Nos tempos atuais, há muito mais facilidade e uma rede de intercâmbio que permite ao estudante de direito, mesmo que não tenha recursos financeiros, obter bolsa de auxílio para complementar seus estudos no exterior, conhecer outras culturas e o direito forâneo. Na área da arbitragem, isso terá uma grande importância, pois se existe um instituto jurídico de trânsito universal, este é a arbitragem. Só para se ter uma ideia, a Convenção de Direito Internacional Privado de maior vigência no mundo é uma convenção de arbitragem, denominada de “Convenção sobre Reconhecimento e Execução de Sentenças Arbitrais Estrangeiras”, elaborada sob a égide da Organização das Nações Unidas – ONU, e firmada em Nova Iorque em 1958. A razão da sua importância é que está vinculada ao comercio internacional e ao trânsito jurídico internacional. Tem como mister outorgar maior segurança jurídica aos contratos comerciais internacionais, que em vez de elegerem uma cláusula de foro (tal como praticado nos contratos domésticos) nomeiam a arbitragem para dirimir futuros dissensos deles decorrentes. O comerciante internacional sabe que se o contrato não for cumprido, e na ausência de acordo, poderá solucionar a questão por arbitragem, bem como que a sentença arbitral que condenar a parte inadimplente será reconhecida e executada no estrangeiro.

Após a vigência da Lei de arbitragem e a definição de que o instituto poderia ser utilizado com segurança, haja vista que houve discussão quanto à constitucionalidade de alguns dispositivos da LA no Supremo Tribunal Federal – STF, decidida em dezembro de 20016, pode-se dizer que foi a partir desta data (dezembro de 2001) que a arbitragem realmente teve impulso no Brasil.

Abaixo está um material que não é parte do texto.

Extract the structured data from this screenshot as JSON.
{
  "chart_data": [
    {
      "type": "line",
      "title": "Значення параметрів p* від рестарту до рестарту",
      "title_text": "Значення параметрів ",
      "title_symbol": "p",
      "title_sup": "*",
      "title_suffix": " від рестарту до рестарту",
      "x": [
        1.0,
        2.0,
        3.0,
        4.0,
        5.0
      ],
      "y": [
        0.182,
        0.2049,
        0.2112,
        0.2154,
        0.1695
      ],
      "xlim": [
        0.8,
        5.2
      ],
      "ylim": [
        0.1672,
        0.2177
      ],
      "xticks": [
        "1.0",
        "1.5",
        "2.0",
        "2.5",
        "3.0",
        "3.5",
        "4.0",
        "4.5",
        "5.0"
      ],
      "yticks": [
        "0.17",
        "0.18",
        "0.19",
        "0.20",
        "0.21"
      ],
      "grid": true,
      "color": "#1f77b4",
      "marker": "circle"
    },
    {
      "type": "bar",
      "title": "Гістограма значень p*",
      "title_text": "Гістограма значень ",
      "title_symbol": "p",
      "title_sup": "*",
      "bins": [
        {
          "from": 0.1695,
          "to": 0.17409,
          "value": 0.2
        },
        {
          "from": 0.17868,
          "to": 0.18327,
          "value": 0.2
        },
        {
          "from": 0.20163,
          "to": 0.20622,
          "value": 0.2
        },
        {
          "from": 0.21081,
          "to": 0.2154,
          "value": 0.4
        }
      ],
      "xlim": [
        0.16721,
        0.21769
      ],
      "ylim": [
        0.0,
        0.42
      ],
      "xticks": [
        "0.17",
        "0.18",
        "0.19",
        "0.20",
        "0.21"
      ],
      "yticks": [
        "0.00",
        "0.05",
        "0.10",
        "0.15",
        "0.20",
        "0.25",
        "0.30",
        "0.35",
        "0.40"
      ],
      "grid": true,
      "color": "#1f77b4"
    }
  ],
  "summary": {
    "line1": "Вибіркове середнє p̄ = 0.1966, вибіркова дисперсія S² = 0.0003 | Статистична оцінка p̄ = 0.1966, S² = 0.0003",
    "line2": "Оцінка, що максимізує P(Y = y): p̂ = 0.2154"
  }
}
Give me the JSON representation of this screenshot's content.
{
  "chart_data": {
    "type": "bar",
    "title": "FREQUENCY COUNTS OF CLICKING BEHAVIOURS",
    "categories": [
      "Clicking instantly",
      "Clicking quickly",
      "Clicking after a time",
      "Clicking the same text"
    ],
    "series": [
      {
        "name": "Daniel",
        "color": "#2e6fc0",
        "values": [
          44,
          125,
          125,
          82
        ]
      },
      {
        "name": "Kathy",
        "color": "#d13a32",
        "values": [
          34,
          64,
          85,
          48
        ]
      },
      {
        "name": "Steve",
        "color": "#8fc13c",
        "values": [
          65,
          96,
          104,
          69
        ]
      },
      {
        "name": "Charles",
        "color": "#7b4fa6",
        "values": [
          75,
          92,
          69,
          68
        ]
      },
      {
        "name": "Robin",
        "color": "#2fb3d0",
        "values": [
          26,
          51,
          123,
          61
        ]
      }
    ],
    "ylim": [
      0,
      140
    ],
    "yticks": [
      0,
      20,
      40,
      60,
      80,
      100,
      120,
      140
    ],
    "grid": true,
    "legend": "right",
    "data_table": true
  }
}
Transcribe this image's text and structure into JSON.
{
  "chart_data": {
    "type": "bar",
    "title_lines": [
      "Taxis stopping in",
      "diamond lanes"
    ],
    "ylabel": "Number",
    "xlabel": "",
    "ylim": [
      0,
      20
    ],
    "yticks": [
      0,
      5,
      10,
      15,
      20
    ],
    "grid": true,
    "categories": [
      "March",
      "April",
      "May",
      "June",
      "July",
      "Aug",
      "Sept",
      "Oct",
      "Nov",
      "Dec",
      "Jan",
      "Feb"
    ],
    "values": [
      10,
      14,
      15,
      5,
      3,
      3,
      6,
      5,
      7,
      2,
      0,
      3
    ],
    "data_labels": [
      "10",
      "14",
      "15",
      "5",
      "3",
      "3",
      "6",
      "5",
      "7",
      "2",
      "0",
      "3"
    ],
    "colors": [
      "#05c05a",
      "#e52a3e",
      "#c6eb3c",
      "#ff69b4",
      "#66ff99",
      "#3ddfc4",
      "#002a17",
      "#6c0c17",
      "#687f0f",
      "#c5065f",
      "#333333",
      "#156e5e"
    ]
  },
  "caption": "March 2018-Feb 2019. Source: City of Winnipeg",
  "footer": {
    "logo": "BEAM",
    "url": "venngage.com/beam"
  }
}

O novo texto legal propiciou uma mudança no modo de pensar e agir da comunidade jurídica brasileira. Foi efetivamente a catalisadora de uma nova tendência e abriu portas a esta célere forma de administrar a Justiça. Com ela surgiram doutrinadores brasileiros de proa, teses de mestrado e doutorado, e monografias de conclusão de cursos de graduação em direito por todos os quadrantes do Brasil; enfim, uma revolução silenciosa que está a gerar uma ampla e conceituada produção acadêmica. Neste contexto surgiram também as revistas especializadas em arbitragem, que se equiparam às suas congêneres no exterior, tais como a Revista Brasileira de Arbitragem (ed. Síntese) e a Revista de Arbitragem e Mediação (ed. Revista dos Tribunais). No âmbito da jurisprudência, vital para dar segurança jurídica aos novos princípios e conceitos da LA, os Tribunais brasileiros vêm, reiteradamente, com admirável visão de vanguarda, acatando e respaldando o novo texto legal.

A arbitragem consiste em uma nova ferramenta para o profissional do direito. Só precisa ser conhecida e utilizada. Por tudo isso, o estudante de direito que se dedicar ao estudo da arbitragem, seja no enfoque nacional ou internacional, seja no Brasil ou no exterior, considerando o atual estágio do desenvolvimento do instituto em nosso país, terá a possibilidade de ser também um partícipe desta mudança de paradigma na prestação jurisdicional. Poderá deixar de ser um mero expectador para ser ator e catalisador de mudanças na administração da Justiça.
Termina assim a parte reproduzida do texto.